Realtor Lori Argue, who sold the Nugents the house, disagrees. In an October 2014 statement, Argue’s lawyer states she knew the home’s previous owner, her son Joshua Argue, used meth. The statement adds she never saw him use meth, especially at the property.

“There is simply no evidence that Lori Argue or any representative of Carpenter had any knowledge of methamphetamine use or contamination at the property,” the statement says.

The Nugents filed a lawsuit against Argue, her son, her son’s ex-wife and Carpenter Realtors. Jenny said they tried mediation, but the other side wants the case to go to trial.

‘Like Job in the Bible’

When signs of meth contamination appeared, they tested the property and found three times the legally acceptable limit in some rooms. However, Jenny said their insurance company wouldn’t pay for meth remediation. This can cost $10,000, but Crisis Cleaning did the work pro bono, Jenny said.

indiana meth lab house

Chris and Jenny Nugent and their three children want a fresh start at their rental house in Plainfield. Family members, friends, and strangers gave them everything but their mattresses as it was lost to meth contamination in their old house. (Photo by James Figy)

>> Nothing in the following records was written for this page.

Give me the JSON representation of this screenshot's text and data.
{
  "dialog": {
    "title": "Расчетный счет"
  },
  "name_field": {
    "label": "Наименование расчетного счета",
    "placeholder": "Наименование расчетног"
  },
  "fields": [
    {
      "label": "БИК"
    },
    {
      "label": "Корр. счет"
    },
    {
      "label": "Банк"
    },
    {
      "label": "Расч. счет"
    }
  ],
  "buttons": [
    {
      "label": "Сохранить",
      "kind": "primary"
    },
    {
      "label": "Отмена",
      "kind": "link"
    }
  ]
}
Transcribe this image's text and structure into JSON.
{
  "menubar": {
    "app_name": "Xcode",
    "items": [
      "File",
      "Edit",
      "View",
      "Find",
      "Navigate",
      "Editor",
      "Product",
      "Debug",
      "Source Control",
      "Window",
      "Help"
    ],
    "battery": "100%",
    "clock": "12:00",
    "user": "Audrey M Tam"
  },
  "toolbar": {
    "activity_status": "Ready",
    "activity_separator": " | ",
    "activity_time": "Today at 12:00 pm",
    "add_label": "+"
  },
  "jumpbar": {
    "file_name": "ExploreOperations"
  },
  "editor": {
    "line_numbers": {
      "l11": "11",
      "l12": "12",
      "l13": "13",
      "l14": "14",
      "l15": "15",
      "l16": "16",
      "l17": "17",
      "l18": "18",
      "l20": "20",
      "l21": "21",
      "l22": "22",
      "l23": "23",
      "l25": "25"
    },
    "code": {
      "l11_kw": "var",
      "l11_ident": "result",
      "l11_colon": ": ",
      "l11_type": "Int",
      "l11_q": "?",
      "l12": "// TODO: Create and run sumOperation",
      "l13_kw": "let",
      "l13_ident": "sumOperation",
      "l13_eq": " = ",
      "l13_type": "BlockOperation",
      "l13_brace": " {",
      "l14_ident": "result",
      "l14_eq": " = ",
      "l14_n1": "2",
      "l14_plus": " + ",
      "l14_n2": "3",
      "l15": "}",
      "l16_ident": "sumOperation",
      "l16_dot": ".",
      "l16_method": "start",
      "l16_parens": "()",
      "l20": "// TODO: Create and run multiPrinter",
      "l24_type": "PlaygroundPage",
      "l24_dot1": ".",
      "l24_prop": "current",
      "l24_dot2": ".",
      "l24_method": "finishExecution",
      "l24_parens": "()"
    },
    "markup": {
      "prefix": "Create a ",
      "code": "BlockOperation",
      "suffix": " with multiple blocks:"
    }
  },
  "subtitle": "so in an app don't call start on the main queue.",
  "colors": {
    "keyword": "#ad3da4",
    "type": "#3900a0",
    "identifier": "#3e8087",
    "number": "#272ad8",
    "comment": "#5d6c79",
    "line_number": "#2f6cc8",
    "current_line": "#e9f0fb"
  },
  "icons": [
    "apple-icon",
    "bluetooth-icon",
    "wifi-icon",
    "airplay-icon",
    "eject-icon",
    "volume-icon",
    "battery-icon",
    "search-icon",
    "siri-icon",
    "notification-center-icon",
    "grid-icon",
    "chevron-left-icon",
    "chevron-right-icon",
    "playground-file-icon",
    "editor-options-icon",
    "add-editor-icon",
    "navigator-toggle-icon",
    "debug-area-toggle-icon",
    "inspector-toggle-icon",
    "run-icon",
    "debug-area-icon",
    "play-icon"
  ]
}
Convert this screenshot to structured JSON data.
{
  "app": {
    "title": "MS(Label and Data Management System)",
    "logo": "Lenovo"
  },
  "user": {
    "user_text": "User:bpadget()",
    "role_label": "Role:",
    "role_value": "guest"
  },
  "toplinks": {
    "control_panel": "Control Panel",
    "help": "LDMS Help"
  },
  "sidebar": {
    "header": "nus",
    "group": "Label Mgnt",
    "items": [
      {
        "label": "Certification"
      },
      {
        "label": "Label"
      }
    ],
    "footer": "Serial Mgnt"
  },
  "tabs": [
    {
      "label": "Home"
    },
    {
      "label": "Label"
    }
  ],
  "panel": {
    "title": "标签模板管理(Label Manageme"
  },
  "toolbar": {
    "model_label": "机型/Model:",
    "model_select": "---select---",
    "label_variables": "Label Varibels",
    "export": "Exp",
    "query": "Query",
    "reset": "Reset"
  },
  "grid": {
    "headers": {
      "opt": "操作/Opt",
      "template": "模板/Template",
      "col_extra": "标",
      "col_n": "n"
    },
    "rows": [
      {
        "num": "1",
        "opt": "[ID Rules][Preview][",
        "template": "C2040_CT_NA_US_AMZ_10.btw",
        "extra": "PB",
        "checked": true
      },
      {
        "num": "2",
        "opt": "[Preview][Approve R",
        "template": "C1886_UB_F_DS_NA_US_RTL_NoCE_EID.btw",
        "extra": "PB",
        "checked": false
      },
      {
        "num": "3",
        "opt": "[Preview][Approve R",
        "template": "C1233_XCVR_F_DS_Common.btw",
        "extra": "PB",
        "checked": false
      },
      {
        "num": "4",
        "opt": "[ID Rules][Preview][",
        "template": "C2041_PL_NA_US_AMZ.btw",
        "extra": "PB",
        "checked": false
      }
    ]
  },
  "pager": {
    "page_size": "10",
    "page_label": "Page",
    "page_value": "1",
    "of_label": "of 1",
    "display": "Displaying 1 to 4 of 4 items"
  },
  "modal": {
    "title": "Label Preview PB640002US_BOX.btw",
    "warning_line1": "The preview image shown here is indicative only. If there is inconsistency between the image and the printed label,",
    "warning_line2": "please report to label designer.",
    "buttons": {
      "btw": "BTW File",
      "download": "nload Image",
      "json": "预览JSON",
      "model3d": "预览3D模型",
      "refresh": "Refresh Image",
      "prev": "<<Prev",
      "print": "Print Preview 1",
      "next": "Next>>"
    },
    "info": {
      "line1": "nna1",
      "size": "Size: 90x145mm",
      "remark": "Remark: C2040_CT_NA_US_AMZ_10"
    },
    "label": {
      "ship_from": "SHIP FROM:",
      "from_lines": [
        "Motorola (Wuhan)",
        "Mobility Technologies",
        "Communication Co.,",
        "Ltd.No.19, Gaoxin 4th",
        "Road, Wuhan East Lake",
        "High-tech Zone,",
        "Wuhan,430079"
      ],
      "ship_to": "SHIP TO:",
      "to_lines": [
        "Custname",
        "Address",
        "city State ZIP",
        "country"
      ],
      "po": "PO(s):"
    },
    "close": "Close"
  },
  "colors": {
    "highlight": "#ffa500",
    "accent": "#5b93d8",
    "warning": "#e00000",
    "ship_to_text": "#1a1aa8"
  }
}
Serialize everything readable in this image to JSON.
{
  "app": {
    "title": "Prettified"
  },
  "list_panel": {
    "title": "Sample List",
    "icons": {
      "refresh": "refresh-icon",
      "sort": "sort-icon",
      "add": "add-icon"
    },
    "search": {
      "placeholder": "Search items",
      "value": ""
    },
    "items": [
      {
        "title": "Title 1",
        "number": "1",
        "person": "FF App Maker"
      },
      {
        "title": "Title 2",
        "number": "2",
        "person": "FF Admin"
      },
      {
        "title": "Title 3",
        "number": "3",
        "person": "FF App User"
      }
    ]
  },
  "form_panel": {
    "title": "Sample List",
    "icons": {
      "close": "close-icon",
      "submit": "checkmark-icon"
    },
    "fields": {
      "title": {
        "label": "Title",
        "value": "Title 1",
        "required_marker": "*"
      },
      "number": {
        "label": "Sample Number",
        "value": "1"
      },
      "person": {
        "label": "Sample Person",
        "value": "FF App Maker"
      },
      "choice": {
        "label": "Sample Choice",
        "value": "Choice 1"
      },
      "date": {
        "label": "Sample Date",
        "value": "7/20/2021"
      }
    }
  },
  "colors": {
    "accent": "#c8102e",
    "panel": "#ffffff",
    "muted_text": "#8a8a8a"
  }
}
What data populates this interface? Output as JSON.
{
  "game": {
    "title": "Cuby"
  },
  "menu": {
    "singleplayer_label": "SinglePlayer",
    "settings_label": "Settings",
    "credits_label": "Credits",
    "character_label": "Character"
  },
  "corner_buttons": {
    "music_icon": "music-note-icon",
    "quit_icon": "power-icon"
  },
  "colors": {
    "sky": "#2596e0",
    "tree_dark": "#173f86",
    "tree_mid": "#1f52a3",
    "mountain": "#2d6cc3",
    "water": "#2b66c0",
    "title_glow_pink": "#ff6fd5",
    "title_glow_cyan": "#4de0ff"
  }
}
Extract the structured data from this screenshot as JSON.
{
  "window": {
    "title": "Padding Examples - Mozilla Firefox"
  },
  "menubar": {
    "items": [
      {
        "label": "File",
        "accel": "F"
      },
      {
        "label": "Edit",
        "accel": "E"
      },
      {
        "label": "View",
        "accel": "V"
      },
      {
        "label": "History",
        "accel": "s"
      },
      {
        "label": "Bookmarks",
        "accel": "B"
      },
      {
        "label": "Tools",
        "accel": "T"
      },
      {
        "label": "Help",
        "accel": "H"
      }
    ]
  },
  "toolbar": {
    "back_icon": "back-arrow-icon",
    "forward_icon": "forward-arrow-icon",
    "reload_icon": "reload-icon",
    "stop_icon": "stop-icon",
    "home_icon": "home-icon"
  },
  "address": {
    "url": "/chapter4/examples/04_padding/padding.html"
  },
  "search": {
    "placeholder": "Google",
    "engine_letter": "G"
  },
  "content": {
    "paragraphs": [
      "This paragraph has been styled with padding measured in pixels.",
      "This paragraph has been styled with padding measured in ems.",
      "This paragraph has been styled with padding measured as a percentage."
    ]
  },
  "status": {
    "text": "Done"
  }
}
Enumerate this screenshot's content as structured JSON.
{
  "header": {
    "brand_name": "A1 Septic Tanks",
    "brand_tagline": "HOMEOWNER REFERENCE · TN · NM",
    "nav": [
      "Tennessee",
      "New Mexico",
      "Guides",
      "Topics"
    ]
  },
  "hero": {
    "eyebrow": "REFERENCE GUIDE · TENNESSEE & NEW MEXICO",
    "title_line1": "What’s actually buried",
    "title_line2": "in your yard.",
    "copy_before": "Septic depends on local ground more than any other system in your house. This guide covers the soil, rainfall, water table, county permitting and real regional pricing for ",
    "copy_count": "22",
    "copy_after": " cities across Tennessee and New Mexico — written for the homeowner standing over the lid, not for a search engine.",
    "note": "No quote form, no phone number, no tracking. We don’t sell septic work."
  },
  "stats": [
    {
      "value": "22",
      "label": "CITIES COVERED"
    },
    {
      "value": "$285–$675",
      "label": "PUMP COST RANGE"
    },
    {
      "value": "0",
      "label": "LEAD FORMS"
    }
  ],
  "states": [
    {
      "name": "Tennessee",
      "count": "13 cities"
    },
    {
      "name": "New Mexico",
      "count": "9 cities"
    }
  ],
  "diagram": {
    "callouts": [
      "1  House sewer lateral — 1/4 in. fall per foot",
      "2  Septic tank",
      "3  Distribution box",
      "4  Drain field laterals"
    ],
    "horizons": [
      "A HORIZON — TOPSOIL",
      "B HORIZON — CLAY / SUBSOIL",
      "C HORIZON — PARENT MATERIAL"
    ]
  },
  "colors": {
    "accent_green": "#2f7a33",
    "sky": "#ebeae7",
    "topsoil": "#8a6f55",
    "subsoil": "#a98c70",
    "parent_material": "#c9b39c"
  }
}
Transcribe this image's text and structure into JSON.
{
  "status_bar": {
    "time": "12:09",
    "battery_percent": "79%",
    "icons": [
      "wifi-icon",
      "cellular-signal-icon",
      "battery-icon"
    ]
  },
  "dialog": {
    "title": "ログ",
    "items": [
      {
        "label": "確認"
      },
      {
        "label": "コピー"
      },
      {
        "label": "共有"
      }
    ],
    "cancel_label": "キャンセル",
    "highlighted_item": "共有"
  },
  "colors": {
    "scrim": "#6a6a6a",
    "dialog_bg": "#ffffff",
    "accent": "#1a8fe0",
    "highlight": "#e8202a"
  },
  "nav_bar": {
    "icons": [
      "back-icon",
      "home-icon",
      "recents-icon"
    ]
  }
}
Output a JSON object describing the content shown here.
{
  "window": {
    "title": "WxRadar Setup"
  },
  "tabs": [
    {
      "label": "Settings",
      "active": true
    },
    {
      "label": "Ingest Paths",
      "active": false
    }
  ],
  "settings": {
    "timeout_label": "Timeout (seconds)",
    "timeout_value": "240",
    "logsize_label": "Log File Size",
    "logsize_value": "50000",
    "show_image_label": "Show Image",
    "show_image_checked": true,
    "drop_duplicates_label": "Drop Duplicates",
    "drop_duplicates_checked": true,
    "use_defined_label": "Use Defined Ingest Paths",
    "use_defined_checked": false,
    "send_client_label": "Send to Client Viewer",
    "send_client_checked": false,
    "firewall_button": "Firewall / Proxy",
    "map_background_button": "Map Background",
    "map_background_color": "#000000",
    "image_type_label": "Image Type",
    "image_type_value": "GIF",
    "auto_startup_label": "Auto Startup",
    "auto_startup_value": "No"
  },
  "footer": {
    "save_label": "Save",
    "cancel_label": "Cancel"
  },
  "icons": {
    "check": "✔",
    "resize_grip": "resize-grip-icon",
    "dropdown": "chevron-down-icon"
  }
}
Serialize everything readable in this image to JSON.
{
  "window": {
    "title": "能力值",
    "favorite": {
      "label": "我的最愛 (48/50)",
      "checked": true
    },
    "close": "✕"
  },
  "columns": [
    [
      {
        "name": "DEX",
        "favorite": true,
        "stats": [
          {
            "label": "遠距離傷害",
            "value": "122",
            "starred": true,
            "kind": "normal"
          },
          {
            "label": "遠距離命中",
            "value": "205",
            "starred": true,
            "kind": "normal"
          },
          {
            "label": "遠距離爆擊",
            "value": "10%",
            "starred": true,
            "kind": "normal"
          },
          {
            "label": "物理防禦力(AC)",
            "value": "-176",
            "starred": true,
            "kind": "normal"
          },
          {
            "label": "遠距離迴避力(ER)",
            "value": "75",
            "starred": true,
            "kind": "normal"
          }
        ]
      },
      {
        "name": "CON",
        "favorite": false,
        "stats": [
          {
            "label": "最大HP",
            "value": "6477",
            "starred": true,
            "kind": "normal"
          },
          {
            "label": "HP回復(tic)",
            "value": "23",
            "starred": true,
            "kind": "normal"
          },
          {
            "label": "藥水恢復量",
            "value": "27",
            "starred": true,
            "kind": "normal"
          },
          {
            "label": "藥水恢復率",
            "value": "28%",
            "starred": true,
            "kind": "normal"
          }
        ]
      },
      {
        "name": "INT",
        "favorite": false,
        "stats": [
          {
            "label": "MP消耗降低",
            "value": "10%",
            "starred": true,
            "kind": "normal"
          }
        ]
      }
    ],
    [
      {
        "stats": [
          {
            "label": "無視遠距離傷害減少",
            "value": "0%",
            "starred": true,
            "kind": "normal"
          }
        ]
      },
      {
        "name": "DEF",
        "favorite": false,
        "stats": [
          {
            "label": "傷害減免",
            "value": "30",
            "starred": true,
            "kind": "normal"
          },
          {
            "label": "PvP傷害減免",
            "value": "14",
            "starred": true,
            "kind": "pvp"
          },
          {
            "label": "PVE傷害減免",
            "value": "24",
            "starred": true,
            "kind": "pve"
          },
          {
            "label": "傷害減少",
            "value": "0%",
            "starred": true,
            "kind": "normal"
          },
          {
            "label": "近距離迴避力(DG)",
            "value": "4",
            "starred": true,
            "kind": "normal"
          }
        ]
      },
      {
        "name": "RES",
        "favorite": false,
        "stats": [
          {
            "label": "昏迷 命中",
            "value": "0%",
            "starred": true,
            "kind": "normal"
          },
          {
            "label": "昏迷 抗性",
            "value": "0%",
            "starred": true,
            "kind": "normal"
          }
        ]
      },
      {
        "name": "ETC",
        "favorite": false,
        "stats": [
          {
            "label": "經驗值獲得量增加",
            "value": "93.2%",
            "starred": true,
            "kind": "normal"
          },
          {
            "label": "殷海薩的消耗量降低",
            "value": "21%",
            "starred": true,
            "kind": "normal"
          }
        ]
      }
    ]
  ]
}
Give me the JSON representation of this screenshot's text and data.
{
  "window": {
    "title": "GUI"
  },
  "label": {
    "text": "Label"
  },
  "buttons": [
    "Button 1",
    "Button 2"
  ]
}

After the Nugents left the meth house, they lived in a hotel room, then an apartment. They recently found a rental home in the Plainfield area. Besides their mattresses and some clothes, Chris said friends, family and even some strangers gave them everything. The Nugents couldn’t afford a new couch, kitchen table, appliances, dressers and toys.

Chris spent more than $24,000 remodeling the meth house, digging into their savings. Moving out devoured the rest of their savings. Even with the sale of the house, they’ll have to take a loss.

Jenny left her job as a probation officer in Marion County when they moved to the meth house. After leaving the house, Chris took a job that pays one-third his former salary.

“I used to travel around the U.S. and even outside the U.S. and fix hail damage on cars. Now I’m a surveyor,” he said. “It’s not like I could travel and be away from my family while all this was going on.”

Jenny’s sister, Chelsea Humble, set up a crowdfunding account to help the family get back on their feet. It can be found at Humble said so far only family members have donated, and she expected a bigger response.

“She and Chris had worked so hard for 15 years prior as they built their dream and stability for their family. It’s all gone,” Humble said. “I joke that they are like Job in the Bible, but it’s sadly very close to reality for them.”